Interface crack onset at a circular cylindrical inclusion under a remote transverse tension. Application of a coupled stress and energy criterion

Abstract

The plane strain problem of a single circular cylindrical inclusion embedded in an unbounded matrix subjected to a remote uniform uniaxial transverse tension is studied. A theoretical model for the simultaneous prediction of \emph{the initial size of a crack originated at the inclusion/matrix interface} (or equivalently the initial polar angle of this crack) and of \emph{the critical remote tension required to originate this crack} is developed. Isotropic and linear elastic behaviour of both materials, with the inclusion being stiffer than the matrix, is assumed. The interface is considered to be strong (providing continuity of displacements and tractions across the interface surface) and brittle.
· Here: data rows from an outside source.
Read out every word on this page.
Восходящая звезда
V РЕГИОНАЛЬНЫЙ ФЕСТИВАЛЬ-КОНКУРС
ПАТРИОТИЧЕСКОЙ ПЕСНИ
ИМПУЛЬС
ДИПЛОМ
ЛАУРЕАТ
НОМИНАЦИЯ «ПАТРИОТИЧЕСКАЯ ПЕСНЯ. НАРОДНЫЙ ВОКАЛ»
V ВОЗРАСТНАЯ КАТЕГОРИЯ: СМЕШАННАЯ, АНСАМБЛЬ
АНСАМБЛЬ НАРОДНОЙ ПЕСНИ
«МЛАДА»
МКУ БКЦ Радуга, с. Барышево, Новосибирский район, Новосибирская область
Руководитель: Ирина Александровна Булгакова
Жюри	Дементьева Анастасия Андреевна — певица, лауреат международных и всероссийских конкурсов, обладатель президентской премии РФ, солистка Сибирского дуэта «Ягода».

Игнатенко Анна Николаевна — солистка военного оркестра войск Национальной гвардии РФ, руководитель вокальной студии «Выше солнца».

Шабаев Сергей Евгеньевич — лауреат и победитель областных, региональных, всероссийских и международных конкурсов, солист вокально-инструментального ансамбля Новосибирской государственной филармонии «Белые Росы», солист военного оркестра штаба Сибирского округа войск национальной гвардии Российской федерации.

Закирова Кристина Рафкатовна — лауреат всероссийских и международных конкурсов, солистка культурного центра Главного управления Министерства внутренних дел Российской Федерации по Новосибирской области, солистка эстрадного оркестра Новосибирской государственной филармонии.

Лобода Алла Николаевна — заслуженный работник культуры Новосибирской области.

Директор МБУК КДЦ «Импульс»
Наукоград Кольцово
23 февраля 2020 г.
The model developed is based on the classical analytic solutions for the above-mentioned inclusion problem without and with a crack situated at the inclusion/matrix interface and a recently introduced coupled stress and energy criterion of failure by Leguillon (\emph{Eur. J. Mech. A/Solids, 21, pp. 61--72, 2002}). A new dimensionless structural parameter $\gamma$, depending on bimaterial and interface properties together with the inclusion radius $a$, which plays a key role in characterizing the interface crack onset, is introduced. Asymptotic behaviour of the predicted critical remote tension and the interface crack length/polar angle at the onset are characterized for small and large values of $\gamma$ and $a$. A size effect inherent to this problem is predicted and analysed. The following asymptotic characteristics of this size effect are noteworthy: \emph{i)} for small inclusion radii $a$, the polar angle of the crack at onset is constant (independent of $a$), whereas the critical remote tension increases with decreasing $a$, being inversely proportional to the square root of $a$; \emph{ii)} for large inclusion radii $a$, the length of the crack at onset and the critical remote tension are approximately constant.